Dr. Christian Delarber, Dr. Florian Müller
Rz. 15
Die in Handels- und Steuerrecht zwingend einzubeziehenden Materialeinzelkosten stellen solche Aufwendungen bzw. aufwandsgleiche Kosten dar, die auf Roh-, Hilfs- und Betriebsstoffe entfallen und dem herzustellenden Produkt bzw. dem Kostenträger direkt ohne Schlüsselung zugerechnet werden können. Roh-, Hilfs- und Betriebsstoffe werden bei der Herstellung der Produkte aufgewendet. Hierbei gehen die Rohstoffe und die Hilfsstoffe als Bestandteile in die Produkte ein; die Rohstoffe als Hauptbestandteile und die Hilfsstoffe als Nebenbestandteile. Die Betriebsstoffe werden bei der Herstellung verbraucht.

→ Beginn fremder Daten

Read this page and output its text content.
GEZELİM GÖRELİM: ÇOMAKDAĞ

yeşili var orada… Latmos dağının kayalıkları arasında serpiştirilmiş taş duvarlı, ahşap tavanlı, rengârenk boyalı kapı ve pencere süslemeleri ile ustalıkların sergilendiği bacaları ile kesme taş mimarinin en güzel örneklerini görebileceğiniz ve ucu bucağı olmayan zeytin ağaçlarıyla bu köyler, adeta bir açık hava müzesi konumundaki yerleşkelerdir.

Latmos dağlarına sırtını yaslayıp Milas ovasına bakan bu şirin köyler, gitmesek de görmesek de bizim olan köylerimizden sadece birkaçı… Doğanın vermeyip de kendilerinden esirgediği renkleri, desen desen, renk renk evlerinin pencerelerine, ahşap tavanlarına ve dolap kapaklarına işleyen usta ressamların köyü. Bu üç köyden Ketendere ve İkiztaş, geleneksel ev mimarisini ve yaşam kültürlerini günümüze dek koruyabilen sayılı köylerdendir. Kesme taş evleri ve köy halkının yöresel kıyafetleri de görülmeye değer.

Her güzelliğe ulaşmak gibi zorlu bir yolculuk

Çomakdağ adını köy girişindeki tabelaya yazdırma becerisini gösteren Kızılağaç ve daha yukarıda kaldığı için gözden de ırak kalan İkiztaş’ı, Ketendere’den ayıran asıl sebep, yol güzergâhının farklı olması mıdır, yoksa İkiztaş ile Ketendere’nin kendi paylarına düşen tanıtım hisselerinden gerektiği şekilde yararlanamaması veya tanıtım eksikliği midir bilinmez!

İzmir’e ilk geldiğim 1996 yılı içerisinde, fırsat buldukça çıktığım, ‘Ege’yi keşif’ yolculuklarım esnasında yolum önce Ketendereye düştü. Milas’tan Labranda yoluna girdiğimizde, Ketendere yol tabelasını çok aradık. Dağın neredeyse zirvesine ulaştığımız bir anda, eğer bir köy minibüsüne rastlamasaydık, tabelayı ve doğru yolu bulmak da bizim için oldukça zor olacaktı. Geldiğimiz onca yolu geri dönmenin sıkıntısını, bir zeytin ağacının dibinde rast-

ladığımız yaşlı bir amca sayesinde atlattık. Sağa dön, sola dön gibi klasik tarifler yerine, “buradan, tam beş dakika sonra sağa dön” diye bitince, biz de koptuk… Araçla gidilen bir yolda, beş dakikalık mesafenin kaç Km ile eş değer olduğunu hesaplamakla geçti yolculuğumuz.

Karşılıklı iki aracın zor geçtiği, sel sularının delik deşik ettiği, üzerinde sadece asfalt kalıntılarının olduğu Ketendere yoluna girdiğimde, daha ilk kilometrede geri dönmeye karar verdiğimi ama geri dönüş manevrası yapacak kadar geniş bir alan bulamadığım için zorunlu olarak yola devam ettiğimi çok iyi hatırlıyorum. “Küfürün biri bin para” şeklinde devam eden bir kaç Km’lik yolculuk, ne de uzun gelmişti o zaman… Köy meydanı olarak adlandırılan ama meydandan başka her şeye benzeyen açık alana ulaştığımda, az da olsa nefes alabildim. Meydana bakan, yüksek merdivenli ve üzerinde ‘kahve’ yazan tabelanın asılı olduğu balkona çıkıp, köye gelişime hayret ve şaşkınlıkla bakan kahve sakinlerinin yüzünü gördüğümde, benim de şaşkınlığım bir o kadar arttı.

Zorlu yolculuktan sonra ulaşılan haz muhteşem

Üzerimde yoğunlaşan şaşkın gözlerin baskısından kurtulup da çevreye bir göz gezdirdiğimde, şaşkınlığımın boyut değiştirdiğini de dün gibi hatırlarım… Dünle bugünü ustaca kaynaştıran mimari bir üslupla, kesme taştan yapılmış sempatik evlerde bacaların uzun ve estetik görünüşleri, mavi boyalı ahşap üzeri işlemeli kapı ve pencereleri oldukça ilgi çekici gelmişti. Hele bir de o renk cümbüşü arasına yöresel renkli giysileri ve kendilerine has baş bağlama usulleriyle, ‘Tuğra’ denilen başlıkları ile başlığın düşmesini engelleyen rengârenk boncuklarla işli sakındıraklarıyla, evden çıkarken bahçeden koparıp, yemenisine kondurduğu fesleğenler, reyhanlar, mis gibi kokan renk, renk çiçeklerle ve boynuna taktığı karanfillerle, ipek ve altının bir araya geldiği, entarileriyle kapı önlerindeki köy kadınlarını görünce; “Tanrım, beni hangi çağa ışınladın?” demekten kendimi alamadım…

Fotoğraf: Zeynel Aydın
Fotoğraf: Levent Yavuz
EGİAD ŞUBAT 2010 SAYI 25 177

Dies bedeutet, dass sie nicht in das Produkt einfließen, sondern lediglich zur Vornahme des Herstellungsvorgangs verwendet werden.
Rz. 16
Aufgrund ihrer untergeordneten Bedeutung werden die Hilfsstoffe nur ausnahmsweise direkt dem einzelnen Produkt zugeordnet werden können, wodurch sich diese regelmäßig als sogenannte unechte Gemeinkosten qualifizieren lassen. Auch die Betriebsstoffe teilen aufgrund des unangemessenen Verifizierungsaufwands der Einzelzurechenbarkeit regelmäßig das Schicksal der Hilfsstoffe als unechte Gemeinkosten. Gleichwohl stellen auch die in der Kostenrechnung als unechte Gemeinkosten bezeichneten Hilfs- und Betriebsstoffe Einzelkosten im Sinne des § 255 Abs. 2 Satz 2 HGB dar, soweit die theoretische Möglichkeit der einzelnen Zuordnung besteht und gleichzeitig die direkte quantitative Erfassung noch dem Wirtschaftlichkeitsgrundsatz entspricht.
Rz. 17
Bei der Herstellung von Möbeln setzen sich die Materialeinzelkosten aus dem Rohstoff Holz, den Hilfsstoffen Nägel, Leim und Farbe sowie den Betriebsstoffen im Rahmen von Brennstoffen und Reinigungsmaterialen zusammen. Bei der Automobilproduktion bilden unter anderem die Materialien für die Karosserie die Rohstoffe, die Schrauben die Hilfsstoffe und Schmiermittel die Betriebsstoffe.
Rz. 18
Außer den Roh- und Hilfsstoffen gehen auch fremdbezogene Teilerzeugnisse (Zuliefermaterial und Zulieferteile; Systemkomponenten) und selbsterstellte Halb- bzw. Fertigfabrikate direkt in die Produkte ein. Sie zählen als Materialeinzelkosten regelmäßig zu den direkt zurechenbaren Herstellungskosten der Produktion.
Rz. 19
Die Bewertung des eingesetzten Materials selbst erfolgt grundsätzlich mit seinen jeweiligen Anschaffungskosten einschließlich aller Nebenkosten, z. B. Frachtkosten und Zölle, abzüglich der Anschaffungskostenminderungen, z. B. Rabatte und Skonti. Die ursprünglichen Anschaffungskosten sind auch dann heranzuziehen, wenn die Materialpreise bis zum Zeitpunkt des Verbrauchs gefallen sind. Ein niedrigerer beizulegender Wert ist erst am Bilanzstichtag zu überprüfen (§ 253 Abs. 3 Satz 5, Abs. 4 Satz 2 HGB). Wird Material aus Vorjahresbeständen bei der Herstellung verbraucht, ist dieses zum verbleibenden Buchwert anzusetzen, auch wenn im Vorjahr eine Abwertung vorgenommen worden ist. Ist der Grund für die Abwertung entfallen, so können nach herrschender Meinung auch wahlweise – unterjährig – die ursprünglichen Anschaffungs- oder Herstellungskosten für das eingesetzte Material angesetzt werden.